Chance et Raison se croisèrent un
jour sur un pont étroit et aucune ne voulut céder le passage à l’autre. Après s’être disputée, elles décidèrent de
savoir qui était plus importante que l’autre. Après tirage au sort, ce fut la
Raison qui serait la première à s’immiscer dans la vie d’un homme.
Le premier homme qui passa était
un paysan sur sa carriole. Lorsque la Raison pénétra son esprit, il oublia ses
rêveries et le chant des oiseaux et réfléchit à sa condition. Il estima qu’il
était triste de trimer depuis des générations et de rester aussi démuni. Il
décida alors de quitter son logis et de partir tenter sa chance en ville, où se
trouvaient les riches.
Il se rendit au Palais Royal et
en observa avec attention le fonctionnement. Ce qui le frappa le plus, ce fut
le jardin d’agrément du Roi. Il devint jardinier et, malgré la jalousie du chef
jardinier, contribua à l’embellir en créant notamment une belle roseraie où le
Roi et ses proches aimaient se reposer.
Le Roi y venait notamment en
compagnie de sa fille. Celle-ci en devenant femme perdit l’usage de la parole.
Le Roi, terrorisé par l’état de sa fille en vint à promettre sa main à qui lui
rendrait la parole.
Le petit paysan décida de tenter sa chance un
jour où la famille royale se reposait dans le jardin. Il s’adressa au chien de
la princesse en ces termes : « Aide-moi à résoudre cette énigme. Au cours d’un de mes voyages, en compagnie de
deux compères, nous nous arrêtons pour
dormir dans une forêt. Nous décidons de faire le guet à tour de rôle pour nous prémunir
des bêtes sauvages. Le premier guetteur, un sculpteur, pour passer le temps,
sculpte une magnifique jeune femme dans un tronc. Plus tard dans la nuit, le
second guetteur, un tailleur, lui confectionne des vêtements. Lorsqu’arrive mon
tour de guet, je lui décris la nature qui s’éveille, les odeurs et… je la vois
s’animer. Une querelle éclate alors avec mes compagnons sur qui peut prétendre
à être son fiancé. »
Si le chien ne répondit rien, la
princesse se leva brusquement et dit : « c’est toi l’heureux élu,
puisque tu as réussi à lui donner vie. »
Le paysan tendit alors la main à
la princesse en lui demandant si, elle aussi, était inspirée par ses paroles.
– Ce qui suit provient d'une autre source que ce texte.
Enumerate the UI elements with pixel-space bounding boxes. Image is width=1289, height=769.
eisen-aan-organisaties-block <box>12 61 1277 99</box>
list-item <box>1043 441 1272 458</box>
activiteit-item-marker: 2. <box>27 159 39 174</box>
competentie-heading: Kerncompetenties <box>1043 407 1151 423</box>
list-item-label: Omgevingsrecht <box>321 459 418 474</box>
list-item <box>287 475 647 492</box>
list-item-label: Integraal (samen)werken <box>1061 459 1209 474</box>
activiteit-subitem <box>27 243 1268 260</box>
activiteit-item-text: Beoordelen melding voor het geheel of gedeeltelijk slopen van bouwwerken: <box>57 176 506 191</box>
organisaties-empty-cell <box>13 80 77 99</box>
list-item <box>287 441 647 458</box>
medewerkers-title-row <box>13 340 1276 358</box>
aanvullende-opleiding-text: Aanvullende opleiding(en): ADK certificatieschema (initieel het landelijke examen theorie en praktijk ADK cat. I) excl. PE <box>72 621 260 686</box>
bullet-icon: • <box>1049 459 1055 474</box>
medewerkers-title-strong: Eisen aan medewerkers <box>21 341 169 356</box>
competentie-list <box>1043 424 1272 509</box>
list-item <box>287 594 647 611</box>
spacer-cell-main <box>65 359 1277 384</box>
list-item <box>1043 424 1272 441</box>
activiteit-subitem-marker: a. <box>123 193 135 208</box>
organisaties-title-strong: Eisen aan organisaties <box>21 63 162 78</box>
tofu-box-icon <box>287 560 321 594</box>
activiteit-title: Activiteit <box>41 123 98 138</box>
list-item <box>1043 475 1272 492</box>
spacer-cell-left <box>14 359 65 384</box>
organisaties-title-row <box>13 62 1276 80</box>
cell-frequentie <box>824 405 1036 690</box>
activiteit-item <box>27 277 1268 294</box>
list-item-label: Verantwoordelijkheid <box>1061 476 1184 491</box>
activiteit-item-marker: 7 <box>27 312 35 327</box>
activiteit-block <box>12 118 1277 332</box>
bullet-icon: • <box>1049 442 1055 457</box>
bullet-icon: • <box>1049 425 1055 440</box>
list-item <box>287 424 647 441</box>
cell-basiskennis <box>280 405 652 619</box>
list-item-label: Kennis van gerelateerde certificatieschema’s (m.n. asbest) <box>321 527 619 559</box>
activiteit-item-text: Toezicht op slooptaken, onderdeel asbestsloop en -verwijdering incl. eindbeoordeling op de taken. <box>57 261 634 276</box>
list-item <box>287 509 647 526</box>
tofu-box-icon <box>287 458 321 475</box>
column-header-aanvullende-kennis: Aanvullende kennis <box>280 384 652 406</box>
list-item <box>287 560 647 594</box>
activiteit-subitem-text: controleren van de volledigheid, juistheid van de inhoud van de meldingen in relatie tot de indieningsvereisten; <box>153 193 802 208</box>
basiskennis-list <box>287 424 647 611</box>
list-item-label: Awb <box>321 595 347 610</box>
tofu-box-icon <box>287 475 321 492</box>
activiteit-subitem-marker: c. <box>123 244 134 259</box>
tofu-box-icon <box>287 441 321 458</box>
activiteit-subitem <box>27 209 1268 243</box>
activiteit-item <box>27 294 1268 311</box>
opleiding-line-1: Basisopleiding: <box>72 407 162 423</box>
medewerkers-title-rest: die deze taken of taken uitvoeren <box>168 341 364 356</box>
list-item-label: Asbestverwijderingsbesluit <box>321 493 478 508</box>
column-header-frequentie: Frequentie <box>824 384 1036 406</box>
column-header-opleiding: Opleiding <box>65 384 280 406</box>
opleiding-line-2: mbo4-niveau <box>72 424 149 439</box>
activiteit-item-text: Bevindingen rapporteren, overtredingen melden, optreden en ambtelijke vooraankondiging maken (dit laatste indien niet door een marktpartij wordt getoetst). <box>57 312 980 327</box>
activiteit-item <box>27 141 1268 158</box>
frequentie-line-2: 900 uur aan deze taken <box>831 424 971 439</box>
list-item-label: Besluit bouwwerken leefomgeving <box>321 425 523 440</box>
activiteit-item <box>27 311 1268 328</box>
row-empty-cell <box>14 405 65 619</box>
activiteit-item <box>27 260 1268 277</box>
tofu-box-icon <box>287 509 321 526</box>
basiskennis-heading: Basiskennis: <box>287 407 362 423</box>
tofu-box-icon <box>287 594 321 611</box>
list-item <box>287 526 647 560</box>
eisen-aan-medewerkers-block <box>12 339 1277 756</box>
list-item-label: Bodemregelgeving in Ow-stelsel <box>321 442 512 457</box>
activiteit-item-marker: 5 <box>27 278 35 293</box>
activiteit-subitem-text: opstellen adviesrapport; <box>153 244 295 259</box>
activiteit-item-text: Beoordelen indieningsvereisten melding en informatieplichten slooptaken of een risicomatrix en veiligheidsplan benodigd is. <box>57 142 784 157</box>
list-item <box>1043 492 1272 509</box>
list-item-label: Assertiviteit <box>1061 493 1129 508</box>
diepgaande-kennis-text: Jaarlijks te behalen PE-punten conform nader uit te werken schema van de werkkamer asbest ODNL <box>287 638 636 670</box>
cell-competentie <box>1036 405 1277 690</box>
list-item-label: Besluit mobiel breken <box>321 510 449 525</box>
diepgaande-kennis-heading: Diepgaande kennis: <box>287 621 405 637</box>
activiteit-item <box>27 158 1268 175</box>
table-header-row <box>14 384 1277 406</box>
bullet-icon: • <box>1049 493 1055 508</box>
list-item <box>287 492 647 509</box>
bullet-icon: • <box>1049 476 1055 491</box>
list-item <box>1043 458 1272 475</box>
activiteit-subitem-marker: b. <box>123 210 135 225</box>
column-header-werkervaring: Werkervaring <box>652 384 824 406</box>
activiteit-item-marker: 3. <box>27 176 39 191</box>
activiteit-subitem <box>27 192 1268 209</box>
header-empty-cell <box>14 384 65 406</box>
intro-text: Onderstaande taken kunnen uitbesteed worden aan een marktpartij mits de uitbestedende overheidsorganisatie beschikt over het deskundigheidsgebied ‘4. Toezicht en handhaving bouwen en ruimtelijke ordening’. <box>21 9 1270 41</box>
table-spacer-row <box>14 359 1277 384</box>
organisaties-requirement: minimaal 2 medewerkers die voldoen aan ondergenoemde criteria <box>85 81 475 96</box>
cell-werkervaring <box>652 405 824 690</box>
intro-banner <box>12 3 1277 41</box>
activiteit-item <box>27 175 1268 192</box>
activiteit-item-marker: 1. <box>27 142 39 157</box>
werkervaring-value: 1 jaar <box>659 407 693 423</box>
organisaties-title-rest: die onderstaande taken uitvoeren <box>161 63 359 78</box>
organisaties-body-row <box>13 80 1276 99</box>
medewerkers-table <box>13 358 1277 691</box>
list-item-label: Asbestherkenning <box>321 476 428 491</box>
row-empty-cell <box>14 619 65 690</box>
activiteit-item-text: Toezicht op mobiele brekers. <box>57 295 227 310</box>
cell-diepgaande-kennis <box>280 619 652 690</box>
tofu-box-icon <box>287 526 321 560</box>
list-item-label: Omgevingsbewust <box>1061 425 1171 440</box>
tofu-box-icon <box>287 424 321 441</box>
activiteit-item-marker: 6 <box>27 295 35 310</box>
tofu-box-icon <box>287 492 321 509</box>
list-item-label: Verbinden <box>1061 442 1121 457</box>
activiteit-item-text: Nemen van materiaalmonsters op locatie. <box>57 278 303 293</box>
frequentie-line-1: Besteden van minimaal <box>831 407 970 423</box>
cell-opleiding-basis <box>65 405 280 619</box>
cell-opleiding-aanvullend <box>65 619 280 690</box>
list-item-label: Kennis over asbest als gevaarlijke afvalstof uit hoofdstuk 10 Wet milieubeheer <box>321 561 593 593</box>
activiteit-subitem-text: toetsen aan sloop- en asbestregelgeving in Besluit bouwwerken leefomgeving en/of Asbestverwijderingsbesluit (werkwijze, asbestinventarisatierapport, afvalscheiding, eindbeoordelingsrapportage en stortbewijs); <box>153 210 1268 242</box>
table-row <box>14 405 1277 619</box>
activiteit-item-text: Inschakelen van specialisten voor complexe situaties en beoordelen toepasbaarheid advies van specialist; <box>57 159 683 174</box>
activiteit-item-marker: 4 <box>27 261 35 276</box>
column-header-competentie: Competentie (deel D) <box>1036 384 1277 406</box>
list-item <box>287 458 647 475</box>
La princesse acquiesça d’un regard sans équivoque.
Le petit paysan se tourna alors
vers le Roi, mais celui-ci avant qu’il n’ait pu placer un mot, se leva avec
colère et lui dit : « je te récompenserai pour ce que tu as fait,
mais tu disparaîtras ensuite de notre vue. » Le petit paysan essaya de
rappeler sa promesse au Roi, mais il n’obtint comme retour d’être arrêté pour
insolence et condamné à l’échafaud.
Chance et Raison, témoins de
cette situation, réagirent. Chance souligna que la raison pure n’avait pas
suffi. Raison lui céda sa place.
Quand le bourreau leva son épée,
celle-ci se brisa et assomma ce dernier. Comme il est d’usage, le condamné fut
gracié sur le champ, juste à temps pour voir arriver le Roi, revenu sur sa
décision… après réflexion.
Depuis cette histoire, on raconte
qu’à nos croisées des chemins, la Chance veille. A côté d’elle, la Raison
murmure : « Si la chance est avec toi, pourquoi te hâter ? Et si
elle n’y est pas, pourquoi te
hâter : réfléchis ! »
Rédigé à partir des "Contes des sages slaves" (Seuil, 2014)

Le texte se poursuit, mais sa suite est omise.